O artigo é de Giovanni Maria Vian, historiador e ex-diretor do L'Osservatore Romano, publicado por Domani, 16-07-2023. A tradução é de Luisa Rabolini.
250 anos atrás, em 21 de julho de 1773, o Papa Clemente XIV assinava o documento Dominus ac redemptor que decretava a dissolução dos jesuítas. A decisão, embora precedida por suas expulsões dos domínios portugueses e espanhóis, era de qualquer forma inaudita. Durante mais de dois séculos, de fato, apesar das dificuldades e contrastes, a Companhia de Jesus fundada por Inácio de Loyola tornara-se a ponta de lança da Igreja Católica em todo o mundo - desde os países europeus, inclusive protestantes, até as missões nos diversos continentes.
O longo texto papal se reportava às supressões anteriores de ordens religiosas, depois revisava as relações dos jesuítas com a sede romana e os problemas que surgiram com os soberanos católicos. Incidentes de tal magnitude que "tornaram impossível para a Igreja ter uma paz verdadeira e duradoura enquanto esta Ordem existir", ressaltava o pontífice. Por isso - afirmava Clemente XIV - “extinguimos e suprimimos a várias vezes citada Sociedade”. Casas, escolas, colégios e todas as instituições tiveram que ser fechadas, todas as hierarquias dentro da ordem foram anuladas e os religiosos foram submetidos aos bispos diocesanos. As consequências da medida do Papa Ganganelli foram devastadoras para a ordem concebida por Santo Inácio, que havia sido canonizado já em 1622. O “breve” – este é o nome técnico do documento – legitimou de fato "uma orgia de sistemáticas pilhagens, conduzidas com o consenso oficial", escreve o historiador jesuíta John O'Malley em um breve e inteligente perfil de sua ordem (Gesuiti, Vita e Pensiero).
Aconteceu de tudo: obras de arte confiscadas, preciosas bibliotecas dispersadas, enquanto o geral da Jesuítas, o manso e fraco Lorenzo Ricci, foi aprisionado em Castel Sant'Angelo, onde morreu por dois anos depois.
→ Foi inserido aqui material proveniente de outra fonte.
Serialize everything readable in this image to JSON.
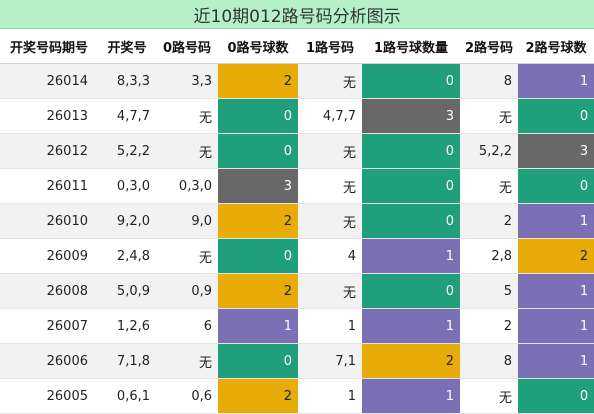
{
  "title": "近10期012路号码分析图示",
  "colors": {
    "count_0": "#1fa07a",
    "count_1": "#7b6fb6",
    "count_2": "#e7ac07",
    "count_3": "#686868",
    "title_bg": "#b6f0c8"
  },
  "columns": [
    "开奖号码期号",
    "开奖号",
    "0路号码",
    "0路号球数",
    "1路号码",
    "1路号球数量",
    "2路号码",
    "2路号球数"
  ],
  "rows": [
    {
      "period": "26014",
      "draw": "8,3,3",
      "r0": "3,3",
      "c0": "2",
      "r1": "无",
      "c1": "0",
      "r2": "8",
      "c2": "1"
    },
    {
      "period": "26013",
      "draw": "4,7,7",
      "r0": "无",
      "c0": "0",
      "r1": "4,7,7",
      "c1": "3",
      "r2": "无",
      "c2": "0"
    },
    {
      "period": "26012",
      "draw": "5,2,2",
      "r0": "无",
      "c0": "0",
      "r1": "无",
      "c1": "0",
      "r2": "5,2,2",
      "c2": "3"
    },
    {
      "period": "26011",
      "draw": "0,3,0",
      "r0": "0,3,0",
      "c0": "3",
      "r1": "无",
      "c1": "0",
      "r2": "无",
      "c2": "0"
    },
    {
      "period": "26010",
      "draw": "9,2,0",
      "r0": "9,0",
      "c0": "2",
      "r1": "无",
      "c1": "0",
      "r2": "2",
      "c2": "1"
    },
    {
      "period": "26009",
      "draw": "2,4,8",
      "r0": "无",
      "c0": "0",
      "r1": "4",
      "c1": "1",
      "r2": "2,8",
      "c2": "2"
    },
    {
      "period": "26008",
      "draw": "5,0,9",
      "r0": "0,9",
      "c0": "2",
      "r1": "无",
      "c1": "0",
      "r2": "5",
      "c2": "1"
    },
    {
      "period": "26007",
      "draw": "1,2,6",
      "r0": "6",
      "c0": "1",
      "r1": "1",
      "c1": "1",
      "r2": "2",
      "c2": "1"
    },
    {
      "period": "26006",
      "draw": "7,1,8",
      "r0": "无",
      "c0": "0",
      "r1": "7,1",
      "c1": "2",
      "r2": "8",
      "c2": "1"
    },
    {
      "period": "26005",
      "draw": "0,6,1",
      "r0": "0,6",
      "c0": "2",
      "r1": "1",
      "c1": "1",
      "r2": "无",
      "c2": "0"
    }
  ]
}
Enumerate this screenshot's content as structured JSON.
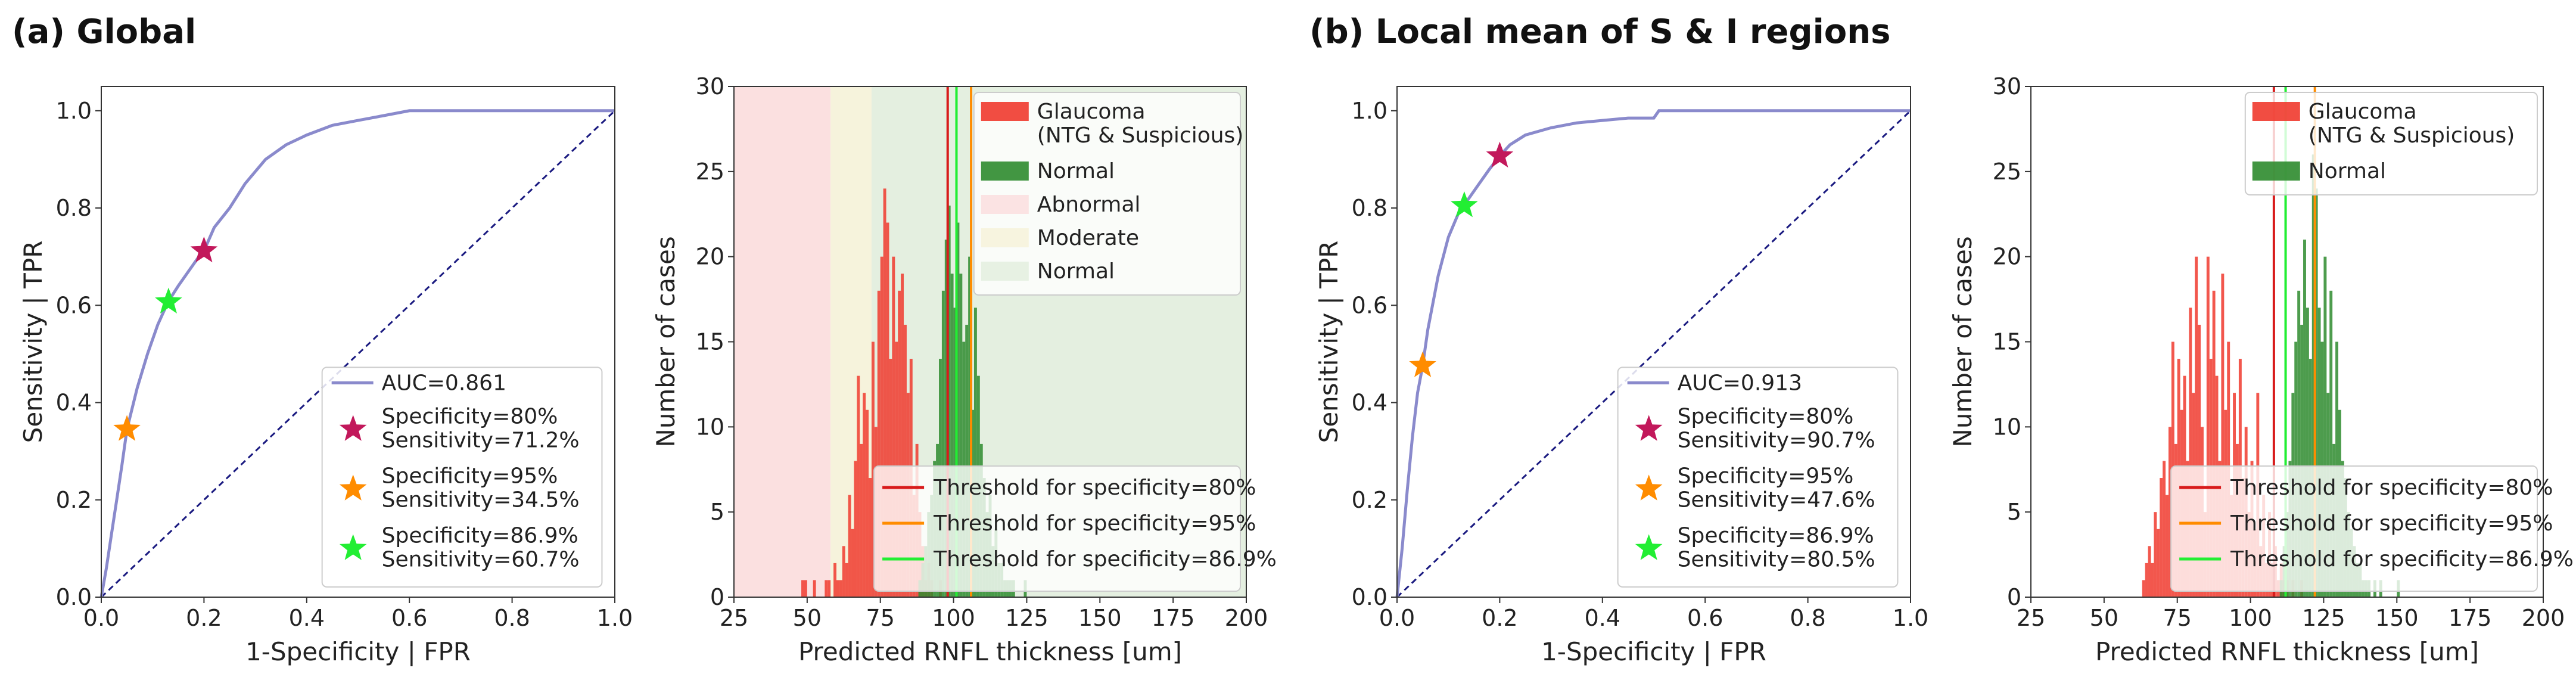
{
  "panels": [
    {
      "label": "(a) Global"
    },
    {
      "label": "(b) Local mean of S & I regions"
    }
  ],
  "chart_data": [
    {
      "type": "line",
      "id": "roc-global",
      "title": "",
      "xlabel": "1-Specificity | FPR",
      "ylabel": "Sensitivity | TPR",
      "xlim": [
        0,
        1
      ],
      "ylim": [
        0,
        1.05
      ],
      "xticks": [
        "0.0",
        "0.2",
        "0.4",
        "0.6",
        "0.8",
        "1.0"
      ],
      "yticks": [
        "0.0",
        "0.2",
        "0.4",
        "0.6",
        "0.8",
        "1.0"
      ],
      "roc_curve": {
        "x": [
          0,
          0.01,
          0.02,
          0.03,
          0.04,
          0.05,
          0.07,
          0.09,
          0.11,
          0.13,
          0.15,
          0.17,
          0.19,
          0.2,
          0.22,
          0.25,
          0.28,
          0.32,
          0.36,
          0.4,
          0.45,
          0.5,
          0.55,
          0.6,
          0.7,
          0.8,
          1.0
        ],
        "y": [
          0,
          0.06,
          0.13,
          0.2,
          0.27,
          0.345,
          0.43,
          0.5,
          0.56,
          0.607,
          0.64,
          0.67,
          0.7,
          0.712,
          0.76,
          0.8,
          0.85,
          0.9,
          0.93,
          0.95,
          0.97,
          0.98,
          0.99,
          1.0,
          1.0,
          1.0,
          1.0
        ]
      },
      "legend": [
        {
          "kind": "line",
          "color": "#8a8acc",
          "label": "AUC=0.861"
        },
        {
          "kind": "star",
          "color": "#c2185b",
          "label": "Specificity=80%",
          "label2": "Sensitivity=71.2%",
          "x": 0.2,
          "y": 0.712
        },
        {
          "kind": "star",
          "color": "#ff8c00",
          "label": "Specificity=95%",
          "label2": "Sensitivity=34.5%",
          "x": 0.05,
          "y": 0.345
        },
        {
          "kind": "star",
          "color": "#22ee33",
          "label": "Specificity=86.9%",
          "label2": "Sensitivity=60.7%",
          "x": 0.131,
          "y": 0.607
        }
      ]
    },
    {
      "type": "bar",
      "id": "hist-global",
      "title": "",
      "xlabel": "Predicted RNFL thickness [um]",
      "ylabel": "Number of cases",
      "xlim": [
        25,
        200
      ],
      "ylim": [
        0,
        30
      ],
      "xticks": [
        "25",
        "50",
        "75",
        "100",
        "125",
        "150",
        "175",
        "200"
      ],
      "yticks": [
        "0",
        "5",
        "10",
        "15",
        "20",
        "25",
        "30"
      ],
      "regions": [
        {
          "label": "Abnormal",
          "from": 25,
          "to": 58,
          "color": "#fbe0e0"
        },
        {
          "label": "Moderate",
          "from": 58,
          "to": 72,
          "color": "#f6f3dc"
        },
        {
          "label": "Normal",
          "from": 72,
          "to": 200,
          "color": "#e4efe0"
        }
      ],
      "bin_width": 1,
      "series": [
        {
          "name": "Glaucoma",
          "name2": "(NTG & Suspicious)",
          "color": "#f03a2e",
          "start": 48,
          "values": [
            1,
            1,
            0,
            0,
            1,
            0,
            0,
            0,
            1,
            1,
            0,
            2,
            1,
            1,
            3,
            2,
            6,
            4,
            8,
            13,
            9,
            12,
            11,
            7,
            15,
            10,
            18,
            20,
            24,
            22,
            14,
            20,
            15,
            18,
            19,
            16,
            12,
            14,
            6,
            9,
            5,
            3,
            1,
            2,
            1,
            0,
            0,
            1,
            0,
            0
          ]
        },
        {
          "name": "Normal",
          "name2": "",
          "color": "#2e8b2e",
          "start": 88,
          "values": [
            1,
            2,
            3,
            5,
            6,
            8,
            9,
            14,
            18,
            21,
            23,
            19,
            17,
            22,
            19,
            15,
            16,
            20,
            11,
            17,
            13,
            9,
            7,
            5,
            6,
            3,
            4,
            2,
            2,
            1,
            1,
            1,
            1,
            0,
            0,
            0,
            1
          ]
        }
      ],
      "thresholds": [
        {
          "label": "Threshold for specificity=80%",
          "value": 98,
          "color": "#d81b1b"
        },
        {
          "label": "Threshold for specificity=95%",
          "value": 106,
          "color": "#ff8c00"
        },
        {
          "label": "Threshold for specificity=86.9%",
          "value": 101,
          "color": "#22ee33"
        }
      ]
    },
    {
      "type": "line",
      "id": "roc-local",
      "title": "",
      "xlabel": "1-Specificity | FPR",
      "ylabel": "Sensitivity | TPR",
      "xlim": [
        0,
        1
      ],
      "ylim": [
        0,
        1.05
      ],
      "xticks": [
        "0.0",
        "0.2",
        "0.4",
        "0.6",
        "0.8",
        "1.0"
      ],
      "yticks": [
        "0.0",
        "0.2",
        "0.4",
        "0.6",
        "0.8",
        "1.0"
      ],
      "roc_curve": {
        "x": [
          0,
          0.005,
          0.01,
          0.02,
          0.03,
          0.04,
          0.05,
          0.06,
          0.08,
          0.1,
          0.12,
          0.14,
          0.16,
          0.18,
          0.2,
          0.22,
          0.25,
          0.3,
          0.35,
          0.4,
          0.45,
          0.5,
          0.51,
          0.6,
          0.8,
          1.0
        ],
        "y": [
          0,
          0.05,
          0.1,
          0.22,
          0.33,
          0.42,
          0.476,
          0.55,
          0.66,
          0.74,
          0.79,
          0.82,
          0.85,
          0.88,
          0.907,
          0.93,
          0.95,
          0.965,
          0.975,
          0.98,
          0.985,
          0.985,
          1.0,
          1.0,
          1.0,
          1.0
        ]
      },
      "legend": [
        {
          "kind": "line",
          "color": "#8a8acc",
          "label": "AUC=0.913"
        },
        {
          "kind": "star",
          "color": "#c2185b",
          "label": "Specificity=80%",
          "label2": "Sensitivity=90.7%",
          "x": 0.2,
          "y": 0.907
        },
        {
          "kind": "star",
          "color": "#ff8c00",
          "label": "Specificity=95%",
          "label2": "Sensitivity=47.6%",
          "x": 0.05,
          "y": 0.476
        },
        {
          "kind": "star",
          "color": "#22ee33",
          "label": "Specificity=86.9%",
          "label2": "Sensitivity=80.5%",
          "x": 0.131,
          "y": 0.805
        }
      ]
    },
    {
      "type": "bar",
      "id": "hist-local",
      "title": "",
      "xlabel": "Predicted RNFL thickness [um]",
      "ylabel": "Number of cases",
      "xlim": [
        25,
        200
      ],
      "ylim": [
        0,
        30
      ],
      "xticks": [
        "25",
        "50",
        "75",
        "100",
        "125",
        "150",
        "175",
        "200"
      ],
      "yticks": [
        "0",
        "5",
        "10",
        "15",
        "20",
        "25",
        "30"
      ],
      "regions": [],
      "bin_width": 1,
      "series": [
        {
          "name": "Glaucoma",
          "name2": "(NTG & Suspicious)",
          "color": "#f03a2e",
          "start": 63,
          "values": [
            1,
            2,
            3,
            2,
            5,
            4,
            7,
            8,
            6,
            10,
            15,
            9,
            14,
            11,
            13,
            8,
            17,
            12,
            20,
            16,
            10,
            5,
            20,
            14,
            18,
            13,
            8,
            19,
            11,
            15,
            6,
            12,
            9,
            14,
            7,
            10,
            5,
            8,
            4,
            12,
            3,
            6,
            2,
            5,
            2,
            3,
            1,
            2,
            1,
            1,
            0,
            1,
            0,
            0,
            1
          ]
        },
        {
          "name": "Normal",
          "name2": "",
          "color": "#2e8b2e",
          "start": 110,
          "values": [
            1,
            3,
            5,
            8,
            12,
            15,
            18,
            16,
            21,
            17,
            14,
            26,
            24,
            17,
            15,
            20,
            12,
            18,
            9,
            15,
            11,
            8,
            7,
            5,
            4,
            3,
            2,
            2,
            1,
            1,
            1,
            0,
            1,
            0,
            1,
            0,
            0,
            0,
            0,
            0,
            1
          ]
        }
      ],
      "thresholds": [
        {
          "label": "Threshold for specificity=80%",
          "value": 108,
          "color": "#d81b1b"
        },
        {
          "label": "Threshold for specificity=95%",
          "value": 122,
          "color": "#ff8c00"
        },
        {
          "label": "Threshold for specificity=86.9%",
          "value": 112,
          "color": "#22ee33"
        }
      ]
    }
  ]
}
A ferida foi profunda e deixou marcas duradouras.
A ponto de provocar uma manifestação surpreendente de Francisco, o único papa jesuíta, só três dias depois da eleição, inspirado pelo inusitado nome que havia escolhido e que - afirmou o pontífice – havia sido comentado por alguns cardeais. “Outro me disse: ‘Não, não, seu nome deveria ser Clemente’. "Mas por que?’. ‘Clemente XV: assim você se vinga de Clemente XIV que suprimiu a Companhia de Jesus!’. São brincadeiras…” concluía o Papa.
Mesmo em Bergoglio, portanto, permanece a memória do trauma da supressão, que marcou um divisor de águas na história da ordem, ao mesmo tempo em que contribui para alimentar o mito da Jesuítas, tanto positiva como negativamente. Mito que envolveu a imagem de Giovanni Vincenzo Ganganelli, o pontífice franciscano demonizado pelos defensores da Companhia e exaltado, ao contrário, pelos adversários dos jesuítas.
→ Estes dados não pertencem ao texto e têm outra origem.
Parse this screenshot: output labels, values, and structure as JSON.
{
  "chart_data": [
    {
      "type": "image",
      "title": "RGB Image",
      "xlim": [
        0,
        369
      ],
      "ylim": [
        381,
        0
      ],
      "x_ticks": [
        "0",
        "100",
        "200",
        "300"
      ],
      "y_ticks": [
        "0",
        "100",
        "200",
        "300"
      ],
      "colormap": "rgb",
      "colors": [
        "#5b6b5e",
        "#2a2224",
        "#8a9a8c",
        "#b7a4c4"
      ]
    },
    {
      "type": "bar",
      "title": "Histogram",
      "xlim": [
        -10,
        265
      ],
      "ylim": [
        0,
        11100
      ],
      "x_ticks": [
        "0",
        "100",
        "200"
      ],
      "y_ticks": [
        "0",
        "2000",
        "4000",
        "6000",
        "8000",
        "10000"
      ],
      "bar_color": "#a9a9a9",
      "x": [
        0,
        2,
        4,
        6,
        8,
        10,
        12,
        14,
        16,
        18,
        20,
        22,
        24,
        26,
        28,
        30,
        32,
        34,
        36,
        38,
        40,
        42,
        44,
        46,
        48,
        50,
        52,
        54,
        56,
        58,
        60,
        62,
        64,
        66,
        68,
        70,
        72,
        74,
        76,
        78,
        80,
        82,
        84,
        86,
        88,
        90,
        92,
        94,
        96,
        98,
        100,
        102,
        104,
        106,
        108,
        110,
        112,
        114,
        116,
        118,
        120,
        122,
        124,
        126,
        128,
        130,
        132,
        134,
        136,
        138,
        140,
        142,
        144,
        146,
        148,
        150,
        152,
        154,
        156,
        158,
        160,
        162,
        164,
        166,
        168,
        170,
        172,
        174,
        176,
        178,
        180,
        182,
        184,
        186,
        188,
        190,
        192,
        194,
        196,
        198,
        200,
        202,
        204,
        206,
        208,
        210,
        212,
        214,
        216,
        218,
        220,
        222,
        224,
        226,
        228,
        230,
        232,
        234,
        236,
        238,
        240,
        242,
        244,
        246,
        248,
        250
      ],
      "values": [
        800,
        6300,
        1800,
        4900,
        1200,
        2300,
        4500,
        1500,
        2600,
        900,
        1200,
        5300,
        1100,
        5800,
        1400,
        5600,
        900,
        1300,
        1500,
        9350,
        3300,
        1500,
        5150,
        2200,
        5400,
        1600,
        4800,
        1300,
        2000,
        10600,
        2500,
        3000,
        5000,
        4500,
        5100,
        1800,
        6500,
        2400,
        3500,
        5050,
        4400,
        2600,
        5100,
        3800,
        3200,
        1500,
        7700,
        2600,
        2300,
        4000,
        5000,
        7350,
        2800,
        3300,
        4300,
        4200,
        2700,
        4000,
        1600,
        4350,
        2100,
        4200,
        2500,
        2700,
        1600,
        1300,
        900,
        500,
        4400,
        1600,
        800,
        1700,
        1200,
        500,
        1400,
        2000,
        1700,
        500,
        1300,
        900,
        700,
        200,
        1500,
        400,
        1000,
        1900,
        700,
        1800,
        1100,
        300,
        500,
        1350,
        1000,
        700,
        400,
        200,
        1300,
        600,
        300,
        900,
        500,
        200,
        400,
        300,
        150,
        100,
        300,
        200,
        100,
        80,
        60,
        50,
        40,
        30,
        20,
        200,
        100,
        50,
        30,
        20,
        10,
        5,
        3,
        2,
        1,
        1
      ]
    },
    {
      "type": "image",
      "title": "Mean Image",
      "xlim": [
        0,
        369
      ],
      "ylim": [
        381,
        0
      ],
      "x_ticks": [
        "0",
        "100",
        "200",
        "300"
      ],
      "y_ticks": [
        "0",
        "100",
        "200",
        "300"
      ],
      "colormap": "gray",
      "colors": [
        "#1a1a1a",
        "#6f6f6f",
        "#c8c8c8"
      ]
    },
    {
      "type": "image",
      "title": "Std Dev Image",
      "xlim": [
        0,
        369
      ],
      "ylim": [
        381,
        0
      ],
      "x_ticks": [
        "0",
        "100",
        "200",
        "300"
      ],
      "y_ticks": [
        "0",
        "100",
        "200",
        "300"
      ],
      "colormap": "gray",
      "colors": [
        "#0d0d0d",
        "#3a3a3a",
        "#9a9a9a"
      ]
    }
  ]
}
Eleito em 1769 após um conclave que durou três meses em que as divergências sobre os jesuítas foram centrais, o conventual teve que enfrentar de imediato o problema. Já as primeiras medidas tomadas em 1771 pelo papa contra a Companhia provocaram profecias sobre sua morte. Clemente XIV morreu em 1774, um ano após a supressão. Logo espalharam-se rumores opostos: por um lado, a lenda de um envenenamento do pontífice, descartado por um parecer de seus médicos; do outro, aquela do remorso por ter dissolvido a ordem, que supostamente teria atormentado o agonizante Papa Ganganelli. Até um terceiro boato, segundo o qual o pontífice teria publicado em breve uma revogação da dissolução.
A lenda do remorso chega a Chateaubriand, que a põe na boca de Pio VII, arrependido de ter assinado em Fontainebleau a concordata de 1813 com Napoleão, que havia obrigado o papa a essa decisão (posteriormente retirada). "Vou morrer louco por isso, como Clemente XIV", teria dito o pontífice prisioneiro do imperador.
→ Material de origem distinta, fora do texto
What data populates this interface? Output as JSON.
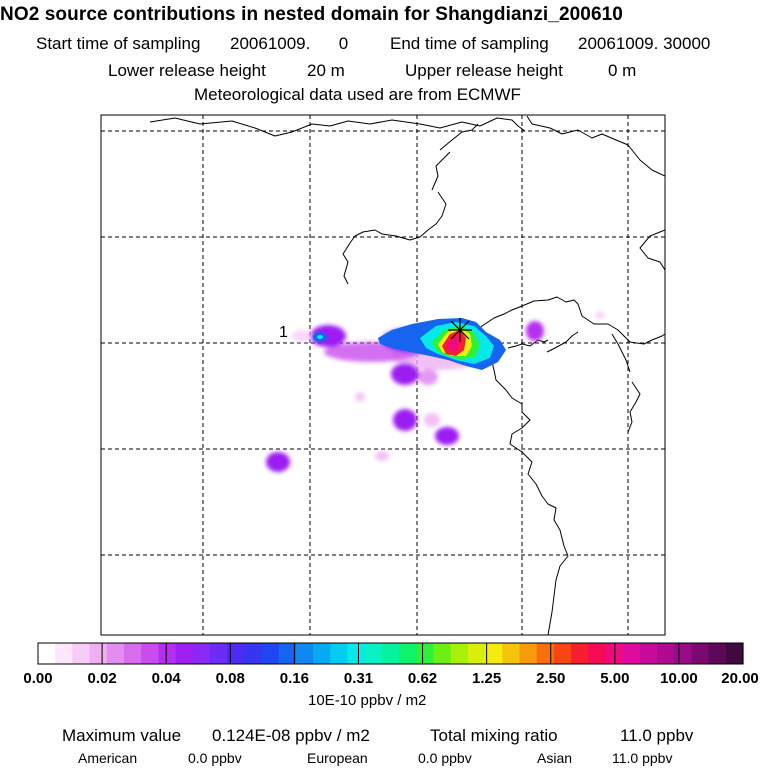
{
  "title": "NO2 source contributions in nested domain for Shangdianzi_200610",
  "header": {
    "start_label": "Start time of sampling",
    "start_value": "20061009.      0",
    "end_label": "End time of sampling",
    "end_value": "20061009. 30000",
    "lower_label": "Lower release height",
    "lower_value": "20 m",
    "upper_label": "Upper release height",
    "upper_value": "0 m",
    "met_text": "Meteorological data used are from ECMWF"
  },
  "map": {
    "site_marker_label": "1"
  },
  "legend": {
    "colors": [
      "#ffffff",
      "#fbe6fb",
      "#f6ccf6",
      "#efb0f2",
      "#e48df0",
      "#d86cef",
      "#c84cee",
      "#b62ff0",
      "#9d1ff2",
      "#8a28f4",
      "#6a2cf6",
      "#4c2cf4",
      "#3535f2",
      "#2046f2",
      "#1565f0",
      "#0f89f0",
      "#07aaf2",
      "#05cdf2",
      "#07e8e8",
      "#08f2c4",
      "#06f29e",
      "#10f26a",
      "#2cf23a",
      "#6cf014",
      "#a8ef0a",
      "#d8ef0a",
      "#f6ec0c",
      "#f7c40c",
      "#f79a0c",
      "#f7700c",
      "#f74612",
      "#f71e30",
      "#f60a56",
      "#f00a80",
      "#e00aa0",
      "#c80a9a",
      "#b00a90",
      "#980a86",
      "#7a0a70",
      "#5c0a58",
      "#400a40"
    ],
    "tick_labels": [
      "0.00",
      "0.02",
      "0.04",
      "0.08",
      "0.16",
      "0.31",
      "0.62",
      "1.25",
      "2.50",
      "5.00",
      "10.00",
      "20.00"
    ],
    "unit": "10E-10 ppbv / m2"
  },
  "footer": {
    "max_label": "Maximum value",
    "max_value": "0.124E-08 ppbv / m2",
    "total_label": "Total mixing ratio",
    "total_value": "11.0 ppbv",
    "american_label": "American",
    "american_value": "0.0 ppbv",
    "european_label": "European",
    "european_value": "0.0 ppbv",
    "asian_label": "Asian",
    "asian_value": "11.0 ppbv"
  }
}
As imagens contrapostas de Ganganelli – Voltaire contribuiu a criar o mito de um papa amigo do Iluminismo – sobreviveram à dissolução da Companhia, que durou mais de 40 anos, e sua reconstituição em 1814. E obscureceram a real figura do papa, segundo Mário Rosa “não desprovida de um senso instintivo e, em suma, uma percepção flexível do momento histórico em que se viu atuando”: a grande crise do Ancient Régime.
Mas como se chegou – dois séculos e meio atrás – à supressão, aliás anunciada, dos jesuítas?
A ordem parecia consolidada, apesar de todas as dificuldades, tendo conseguido o seu apogeu em meados do século anterior. Tudo começou muito antes, por iniciativa de um quarentão, o nobre basco Íñigo (depois Inácio) de Loyola, no ambiente universitário parisiense. Homem de armas que ficou gravemente ferido em 1521 em Pamplona lutando contra os franceses, Inácio se converte após experiências místicas que mais tarde serão a base dos famosos Exercícios espirituais. Anos depois, tendo concluído a sua formação na Sorbonne, Inácio e mais seis estudantes – entre eles Pierre Favre, Francisco Xavier e Diego Laínez, posteriormente figuras fundamentais na história dos jesuítas – empenharam-se em 1534 a atuar para "o bem das almas".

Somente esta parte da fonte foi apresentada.